Por eso el vacío, lejos de ser una carencia, es una potencia latente (śakti). Contiene en sí la posibilidad de todo, aunque todavía no esté diferenciado. Es la matriz premanifestada donde la multiplicidad puede germinar.
Śūnya y Cit: apertura y luminosidad
Conviene distinguir —sin separarlos— śūnya y Cit (la Consciencia).
- Śūnya es apertura, campo, receptividad.
- Cit es luz, conocimiento, presencia que sabe.
Cit ilumina; śūnya permite que algo sea iluminado. Cit conoce; śūnya ofrece el espacio donde el conocimiento puede manifestarse como experiencia.
Sin embargo, desde la perspectiva no dual, no son dos realidades independientes. Son dos aspectos inseparables de lo mismo. El vacío no es ciego, porque está impregnado de Consciencia. Y la Consciencia no es rígida ni sólida, porque se expresa en una apertura ilimitada.

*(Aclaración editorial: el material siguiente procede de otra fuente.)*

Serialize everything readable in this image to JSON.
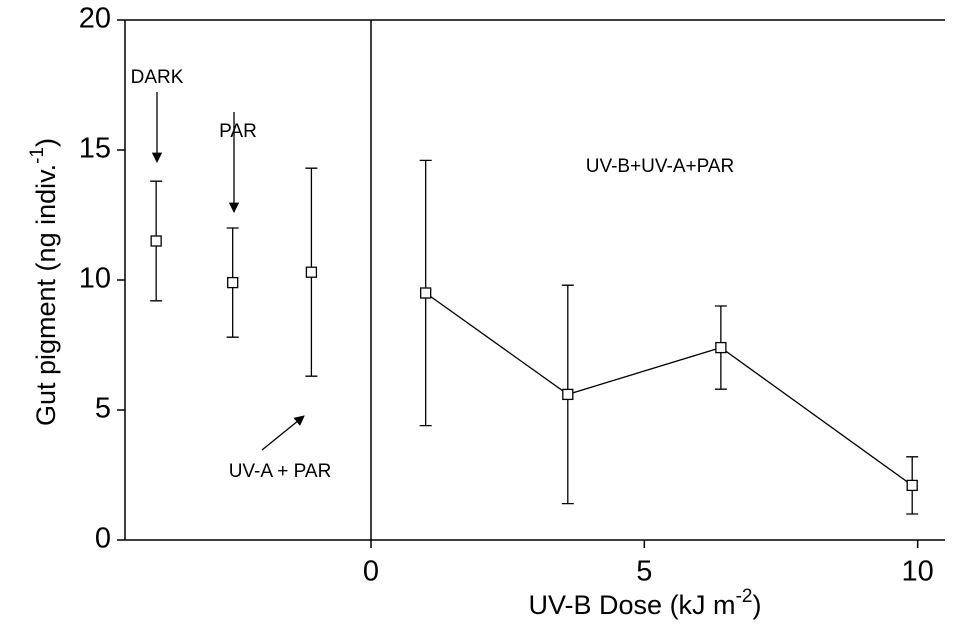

En la experiencia profunda, se descubre que el silencio interior no es inerte: es un silencio lúcido. Y que la lucidez no es un objeto: es una claridad abierta.
El lienzo del universo
Todas las apariencias (ābhāsa) —pensamientos, emociones, cuerpos, mundos— surgen en el śūnya, como vibraciones en la superfície de la Consciencia.
Imaginemos un lienzo en blanco. La pintura puede variar infinitamente, pero necesita la tela para sostenerse. Sin el lienzo, no habría imagen. Y, sin embargo, el lienzo no se agota en ninguna de las figuras que lo cubren.
Así, spanda es la pulsación que vibra en ese campo; tāṇḍava es la danza visible de esa vibración; līlā es el gozo que impulsa el movimiento; y śūnya es el escenario silencioso que todo lo acoge.
Nada queda excluido de esta apertura. El dolor y la alegría, la luz y la sombra, lo sublime y lo ordinario aparecen en el mismo espacio ilimitado. El vacío no selecciona ni rechaza: permite.
El vacío en el ser humano
Śūnya no es solo una categoría cósmica. También puede reconocerse en la experiencia íntima del jīva, el individuo encarnado.
Entre pensamiento y pensamiento hay un intervalo.
Entre respiración y respiración, un instante de suspensión.
Entre emoción y emoción, un fondo silencioso.
Ese fondo es el reflejo de śūnya en la experiencia individual. Es la “pantalla” donde la mente proyecta sus imágenes. Y aunque los contenidos cambien sin cesar, la apertura que los sostiene permanece.
Reconocer ese vacío interior no implica negar la personalidad ni abandonar la vida. Significa descubrir que lo que somos no se reduce a los contenidos que atraviesan la mente. Hay en nosotros una dimensión abierta que no está atrapada por ninguna historia.
Śūnya y pūrṇatva: vacío y plenitud no se oponen
Aquí aparece una de las intuiciones más sutiles del tantra no dual: vacío y plenitud no son contrarios.
Pūrṇatva, la plenitud absoluta de la Consciencia, no excluye el vacío. De hecho, lo presupone. La plenitud puede desplegarse como multiplicidad precisamente porque hay una apertura que lo permite.
Podemos decirlo así:
el vacío hace posible la abundancia;
la abundancia revela la fertilidad del vacío.
Como la luz que brilla en el espacio abierto sin agotarlo, la plenitud se expresa sin perderse. El vacío no resta; posibilita. La plenitud no llena un hueco; desborda en libertad (svātantrya).
En la realización no dual, lo que parecía paradoja se revela unidad: lo pleno es vacío de límites, y lo vacío está pleno de presencia.